Light snow is falling for the first time in almost and month. It likely won’t amount to more than an inch or so, still I welcome it and the fain hope it offers of a white Christmas. The female hairy woodpecker is already on the suet, and though I am clearly visible to her here on the sunporch, she allows me to move about without flying off. The Meyer lemon has a handful of blooms but the other plants look a bit worse for a week without care, water, or heat. But they hang on, and the pepper looks glorious covered in brilliant chilis even as its greenery withers.
The studio is barely 30 degrees after a week without a fire. I’ve built a good fire in the stove and hope it will get warm enough for me to be comfortable out there grading for the day. It seems a shame to be locked indoors with essays on such a lovely winter’s day, but they may surprise me. Some of the students have made great strides this term. Is it too much to hope for glimmers of brilliance?

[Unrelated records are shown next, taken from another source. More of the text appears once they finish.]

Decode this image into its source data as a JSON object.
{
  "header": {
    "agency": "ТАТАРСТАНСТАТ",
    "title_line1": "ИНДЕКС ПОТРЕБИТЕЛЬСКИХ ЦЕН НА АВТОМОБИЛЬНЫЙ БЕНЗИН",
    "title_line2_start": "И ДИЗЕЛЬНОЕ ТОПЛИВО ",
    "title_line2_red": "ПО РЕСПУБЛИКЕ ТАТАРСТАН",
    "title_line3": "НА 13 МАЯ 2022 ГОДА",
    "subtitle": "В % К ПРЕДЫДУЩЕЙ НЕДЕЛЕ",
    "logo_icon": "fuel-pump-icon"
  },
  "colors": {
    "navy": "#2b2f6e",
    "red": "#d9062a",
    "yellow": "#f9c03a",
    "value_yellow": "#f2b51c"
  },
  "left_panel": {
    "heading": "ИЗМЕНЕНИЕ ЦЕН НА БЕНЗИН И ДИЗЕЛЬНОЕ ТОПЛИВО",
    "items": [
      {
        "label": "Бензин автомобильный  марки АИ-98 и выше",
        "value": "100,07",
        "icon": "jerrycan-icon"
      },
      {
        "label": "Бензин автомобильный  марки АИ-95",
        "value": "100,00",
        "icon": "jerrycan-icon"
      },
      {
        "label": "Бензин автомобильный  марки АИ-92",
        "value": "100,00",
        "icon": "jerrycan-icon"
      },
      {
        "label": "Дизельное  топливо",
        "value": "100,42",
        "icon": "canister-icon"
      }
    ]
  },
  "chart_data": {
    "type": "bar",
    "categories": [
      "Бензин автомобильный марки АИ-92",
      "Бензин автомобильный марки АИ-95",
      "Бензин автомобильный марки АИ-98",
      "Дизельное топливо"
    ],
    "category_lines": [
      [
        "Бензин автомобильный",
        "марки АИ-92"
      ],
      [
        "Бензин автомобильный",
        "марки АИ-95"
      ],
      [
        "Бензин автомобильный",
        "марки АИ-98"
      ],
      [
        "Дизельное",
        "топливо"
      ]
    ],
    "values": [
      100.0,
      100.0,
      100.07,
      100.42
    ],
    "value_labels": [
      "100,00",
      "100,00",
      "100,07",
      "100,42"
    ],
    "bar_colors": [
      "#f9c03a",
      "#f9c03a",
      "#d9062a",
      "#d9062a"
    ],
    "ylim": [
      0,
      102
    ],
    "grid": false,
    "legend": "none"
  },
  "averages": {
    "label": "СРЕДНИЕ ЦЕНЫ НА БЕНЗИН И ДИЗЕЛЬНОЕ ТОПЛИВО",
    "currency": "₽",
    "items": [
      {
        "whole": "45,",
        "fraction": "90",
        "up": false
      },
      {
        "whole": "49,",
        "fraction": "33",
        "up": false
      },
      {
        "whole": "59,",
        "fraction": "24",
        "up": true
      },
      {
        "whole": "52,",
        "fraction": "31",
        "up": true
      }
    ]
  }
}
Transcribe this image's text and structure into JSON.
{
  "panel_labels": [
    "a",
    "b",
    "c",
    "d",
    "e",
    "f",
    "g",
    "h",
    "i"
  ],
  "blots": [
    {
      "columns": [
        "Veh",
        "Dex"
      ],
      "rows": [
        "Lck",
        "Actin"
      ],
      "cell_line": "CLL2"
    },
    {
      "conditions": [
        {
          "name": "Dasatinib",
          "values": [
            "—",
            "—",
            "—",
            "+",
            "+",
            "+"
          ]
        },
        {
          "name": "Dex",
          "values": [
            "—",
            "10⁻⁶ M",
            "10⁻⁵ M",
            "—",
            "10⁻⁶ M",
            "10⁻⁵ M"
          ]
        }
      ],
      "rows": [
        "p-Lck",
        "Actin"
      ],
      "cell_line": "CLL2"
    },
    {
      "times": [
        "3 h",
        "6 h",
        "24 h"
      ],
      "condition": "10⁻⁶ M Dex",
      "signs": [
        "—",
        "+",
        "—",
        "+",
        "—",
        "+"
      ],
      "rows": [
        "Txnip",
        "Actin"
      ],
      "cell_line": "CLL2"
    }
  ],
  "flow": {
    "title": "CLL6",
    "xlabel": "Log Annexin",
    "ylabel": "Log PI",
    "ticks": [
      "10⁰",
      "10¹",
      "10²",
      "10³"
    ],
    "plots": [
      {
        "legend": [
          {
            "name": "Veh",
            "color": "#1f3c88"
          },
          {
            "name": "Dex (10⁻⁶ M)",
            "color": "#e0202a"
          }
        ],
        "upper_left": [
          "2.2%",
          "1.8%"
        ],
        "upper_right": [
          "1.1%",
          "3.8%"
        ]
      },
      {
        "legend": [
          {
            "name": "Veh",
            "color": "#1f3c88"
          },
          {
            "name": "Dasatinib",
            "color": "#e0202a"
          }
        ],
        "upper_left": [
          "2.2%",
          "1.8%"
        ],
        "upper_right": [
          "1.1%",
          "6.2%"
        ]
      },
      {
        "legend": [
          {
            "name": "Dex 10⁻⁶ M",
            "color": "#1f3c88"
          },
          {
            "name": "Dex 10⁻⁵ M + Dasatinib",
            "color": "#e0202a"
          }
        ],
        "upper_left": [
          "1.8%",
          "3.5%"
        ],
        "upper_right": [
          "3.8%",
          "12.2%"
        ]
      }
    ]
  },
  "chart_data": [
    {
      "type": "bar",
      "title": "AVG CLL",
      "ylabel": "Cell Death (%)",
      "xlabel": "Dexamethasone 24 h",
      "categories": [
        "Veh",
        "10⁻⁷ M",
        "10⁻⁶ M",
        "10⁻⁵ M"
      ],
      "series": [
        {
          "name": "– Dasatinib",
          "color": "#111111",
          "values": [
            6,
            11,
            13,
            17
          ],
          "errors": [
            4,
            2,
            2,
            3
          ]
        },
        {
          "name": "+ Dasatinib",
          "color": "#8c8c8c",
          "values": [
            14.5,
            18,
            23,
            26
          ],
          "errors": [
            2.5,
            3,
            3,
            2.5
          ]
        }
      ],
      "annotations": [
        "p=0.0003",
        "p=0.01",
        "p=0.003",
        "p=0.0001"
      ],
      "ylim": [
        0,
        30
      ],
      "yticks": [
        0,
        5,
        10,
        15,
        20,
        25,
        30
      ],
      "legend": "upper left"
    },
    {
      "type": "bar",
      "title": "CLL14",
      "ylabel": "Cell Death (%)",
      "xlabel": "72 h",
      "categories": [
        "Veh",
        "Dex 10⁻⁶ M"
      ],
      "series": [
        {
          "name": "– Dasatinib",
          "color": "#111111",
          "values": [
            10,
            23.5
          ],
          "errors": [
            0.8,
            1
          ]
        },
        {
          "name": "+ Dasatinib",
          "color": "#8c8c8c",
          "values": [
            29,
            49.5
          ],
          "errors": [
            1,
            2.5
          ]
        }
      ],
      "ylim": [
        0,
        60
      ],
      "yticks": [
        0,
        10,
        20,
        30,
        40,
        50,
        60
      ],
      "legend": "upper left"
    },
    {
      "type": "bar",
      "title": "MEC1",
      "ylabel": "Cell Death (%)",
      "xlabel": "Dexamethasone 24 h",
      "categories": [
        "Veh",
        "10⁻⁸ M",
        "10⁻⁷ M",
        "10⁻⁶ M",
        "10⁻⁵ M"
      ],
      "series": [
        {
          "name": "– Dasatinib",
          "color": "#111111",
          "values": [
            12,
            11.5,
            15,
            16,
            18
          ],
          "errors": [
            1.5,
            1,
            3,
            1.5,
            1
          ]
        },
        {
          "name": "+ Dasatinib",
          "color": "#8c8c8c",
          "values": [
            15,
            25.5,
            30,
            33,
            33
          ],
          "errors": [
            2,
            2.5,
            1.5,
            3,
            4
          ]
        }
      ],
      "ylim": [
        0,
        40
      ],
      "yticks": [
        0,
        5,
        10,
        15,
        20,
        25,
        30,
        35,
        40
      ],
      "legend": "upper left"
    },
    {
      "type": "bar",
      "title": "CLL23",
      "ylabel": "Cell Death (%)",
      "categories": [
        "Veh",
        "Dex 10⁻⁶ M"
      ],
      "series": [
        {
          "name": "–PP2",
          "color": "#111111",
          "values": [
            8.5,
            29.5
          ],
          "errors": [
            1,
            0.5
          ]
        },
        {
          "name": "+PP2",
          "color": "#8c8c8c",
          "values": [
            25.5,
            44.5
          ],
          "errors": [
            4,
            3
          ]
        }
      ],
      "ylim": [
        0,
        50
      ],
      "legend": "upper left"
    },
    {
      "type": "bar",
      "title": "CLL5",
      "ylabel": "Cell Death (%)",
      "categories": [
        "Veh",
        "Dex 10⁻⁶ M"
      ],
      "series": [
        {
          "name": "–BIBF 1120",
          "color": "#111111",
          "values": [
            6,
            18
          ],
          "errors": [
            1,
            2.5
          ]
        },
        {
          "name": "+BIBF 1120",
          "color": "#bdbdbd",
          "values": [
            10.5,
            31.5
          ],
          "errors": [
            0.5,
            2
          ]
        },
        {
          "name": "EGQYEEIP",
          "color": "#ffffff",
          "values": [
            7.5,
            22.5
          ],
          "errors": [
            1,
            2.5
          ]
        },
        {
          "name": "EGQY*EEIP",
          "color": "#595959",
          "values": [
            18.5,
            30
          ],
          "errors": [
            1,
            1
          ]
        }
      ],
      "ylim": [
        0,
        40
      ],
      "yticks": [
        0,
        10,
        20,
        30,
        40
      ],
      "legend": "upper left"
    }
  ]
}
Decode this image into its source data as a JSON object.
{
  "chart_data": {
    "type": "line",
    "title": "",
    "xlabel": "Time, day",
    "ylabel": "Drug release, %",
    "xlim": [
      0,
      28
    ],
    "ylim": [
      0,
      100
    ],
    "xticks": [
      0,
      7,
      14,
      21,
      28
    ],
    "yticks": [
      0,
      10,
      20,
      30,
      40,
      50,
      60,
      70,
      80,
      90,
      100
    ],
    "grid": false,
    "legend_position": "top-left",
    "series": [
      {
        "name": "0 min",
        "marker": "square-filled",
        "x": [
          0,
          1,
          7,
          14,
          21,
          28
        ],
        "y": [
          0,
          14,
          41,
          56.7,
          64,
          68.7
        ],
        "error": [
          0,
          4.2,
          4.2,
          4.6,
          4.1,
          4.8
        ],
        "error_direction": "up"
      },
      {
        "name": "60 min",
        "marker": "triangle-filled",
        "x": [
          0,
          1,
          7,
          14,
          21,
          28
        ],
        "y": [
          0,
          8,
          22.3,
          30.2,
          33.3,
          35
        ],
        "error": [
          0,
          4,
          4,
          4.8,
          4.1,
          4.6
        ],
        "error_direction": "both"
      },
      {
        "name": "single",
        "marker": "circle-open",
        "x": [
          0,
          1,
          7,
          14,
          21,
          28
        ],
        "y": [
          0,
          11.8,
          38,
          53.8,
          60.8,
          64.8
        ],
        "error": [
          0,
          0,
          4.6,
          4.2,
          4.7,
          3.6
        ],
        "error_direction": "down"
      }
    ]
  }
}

The fire is making quite the symphony: the click-ticking of the metal stove pipe, the rush of air so like the sound of wind in a speeding boat, the pop and crackle of the wood with now and again a sudden hiss of steam or resin, and the ever anticipated yet always startling cracks that snap loudly like a branch breaking overhead to tumble through bare branches in the quiet of a snow-covered wood as snow sleeves collapse and shush in waves beneath. A log settles and flares with a burst of sparks upward and guttering.
I wonder whether it isn’t all these murmurings, these soft and varied pleadings that make a fire so very companionable, as soothing as the steady exhalations of a sleeping infant who now and again stirs with small peeps and whimpers, the faint whispers of a dream.